Stocktake: Investors shrug even as earnings soar

Companies usually beat expectations, but not to this degree

For companies, it’s turning out to be an earnings season to remember; for investors, not so much.

Companies usually beat expectations, but not to this degree. So far, 87 per cent have surpassed analyst estimates – a record high, notes Schwab strategist Liz Ann Sonders, and way above the average figure of 65 per cent.

Even more remarkable is the size of the beat – earnings are coming in 23 per cent higher than estimates, compared to an historical average of less than 4 per cent. Annual earnings growth is running at levels unseen in over a decade, while profit margins have risen to 12.8 per cent – their highest level in history.

The scale of the rebound is huge, but investors have "mostly yawned", says Sonders, who notes the average company beating estimates has actually slightly underperformed the S&P 500 on the day of the reports. Underperformance is especially marked among tech stocks, notes veteran strategist David Rosenberg, even though an incredible 95 per cent have topped estimates.

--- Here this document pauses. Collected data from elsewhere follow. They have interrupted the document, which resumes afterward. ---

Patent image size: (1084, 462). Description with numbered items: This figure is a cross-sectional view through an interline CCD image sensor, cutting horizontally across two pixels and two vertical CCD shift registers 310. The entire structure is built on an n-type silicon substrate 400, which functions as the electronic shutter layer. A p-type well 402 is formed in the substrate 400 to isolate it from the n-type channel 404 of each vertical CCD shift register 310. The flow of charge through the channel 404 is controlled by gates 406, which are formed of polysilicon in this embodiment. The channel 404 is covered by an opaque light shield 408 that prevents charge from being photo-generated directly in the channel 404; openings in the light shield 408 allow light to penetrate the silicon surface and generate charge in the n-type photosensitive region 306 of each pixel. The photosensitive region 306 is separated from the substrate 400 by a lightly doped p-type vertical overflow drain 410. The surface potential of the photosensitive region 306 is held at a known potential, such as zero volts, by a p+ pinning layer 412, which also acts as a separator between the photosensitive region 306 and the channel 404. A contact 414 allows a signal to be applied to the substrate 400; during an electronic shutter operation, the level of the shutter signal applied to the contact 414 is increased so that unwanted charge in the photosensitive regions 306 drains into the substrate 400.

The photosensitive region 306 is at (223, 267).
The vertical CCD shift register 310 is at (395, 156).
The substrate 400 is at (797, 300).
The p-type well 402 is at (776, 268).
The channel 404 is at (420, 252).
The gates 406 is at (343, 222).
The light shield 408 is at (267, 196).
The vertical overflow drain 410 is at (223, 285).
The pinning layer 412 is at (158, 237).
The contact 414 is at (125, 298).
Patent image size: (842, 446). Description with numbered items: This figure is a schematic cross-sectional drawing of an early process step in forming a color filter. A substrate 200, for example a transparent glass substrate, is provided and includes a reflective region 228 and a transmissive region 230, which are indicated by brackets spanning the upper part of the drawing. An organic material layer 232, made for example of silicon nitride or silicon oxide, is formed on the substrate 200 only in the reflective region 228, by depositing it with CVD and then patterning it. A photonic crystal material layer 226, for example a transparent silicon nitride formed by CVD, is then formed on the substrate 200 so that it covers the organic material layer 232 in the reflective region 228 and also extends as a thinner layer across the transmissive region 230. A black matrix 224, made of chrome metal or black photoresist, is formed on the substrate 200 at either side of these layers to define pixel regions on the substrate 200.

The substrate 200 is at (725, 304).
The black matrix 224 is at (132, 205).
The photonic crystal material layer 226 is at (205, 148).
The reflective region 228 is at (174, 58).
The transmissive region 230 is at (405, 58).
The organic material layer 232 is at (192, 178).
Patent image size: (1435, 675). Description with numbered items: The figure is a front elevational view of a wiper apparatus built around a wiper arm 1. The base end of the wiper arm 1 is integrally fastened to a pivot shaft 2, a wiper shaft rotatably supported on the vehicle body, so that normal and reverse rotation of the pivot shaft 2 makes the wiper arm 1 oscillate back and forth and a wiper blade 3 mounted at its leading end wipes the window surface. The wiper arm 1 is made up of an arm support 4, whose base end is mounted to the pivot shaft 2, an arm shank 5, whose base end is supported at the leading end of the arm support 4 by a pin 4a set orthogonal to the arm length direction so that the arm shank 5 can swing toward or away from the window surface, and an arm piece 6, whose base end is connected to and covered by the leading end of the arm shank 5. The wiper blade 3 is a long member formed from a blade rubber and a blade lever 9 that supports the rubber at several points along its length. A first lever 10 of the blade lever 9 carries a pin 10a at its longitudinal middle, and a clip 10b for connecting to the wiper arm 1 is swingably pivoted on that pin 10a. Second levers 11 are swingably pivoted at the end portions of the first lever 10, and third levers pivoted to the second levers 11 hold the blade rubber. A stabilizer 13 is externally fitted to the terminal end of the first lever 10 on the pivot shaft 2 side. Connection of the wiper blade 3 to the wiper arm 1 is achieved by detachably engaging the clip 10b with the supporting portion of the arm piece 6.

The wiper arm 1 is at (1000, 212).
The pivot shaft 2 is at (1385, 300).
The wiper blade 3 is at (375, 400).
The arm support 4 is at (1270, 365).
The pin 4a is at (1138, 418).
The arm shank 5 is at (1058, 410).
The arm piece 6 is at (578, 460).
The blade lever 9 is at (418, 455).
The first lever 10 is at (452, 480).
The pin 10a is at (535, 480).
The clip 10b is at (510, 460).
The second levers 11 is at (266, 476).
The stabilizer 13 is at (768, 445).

A lot of optimism was clearly baked into market prices, given the fact investors have shrugged even as companies trounced expectations.

In this respect, markets are sticking to the historical script; Sonders notes annualised stock returns have averaged only 2.4 per cent when earnings growth has been at its strongest – further evidence that this is “not a time for FOMO-driven [fear of missing out] investment decision making”.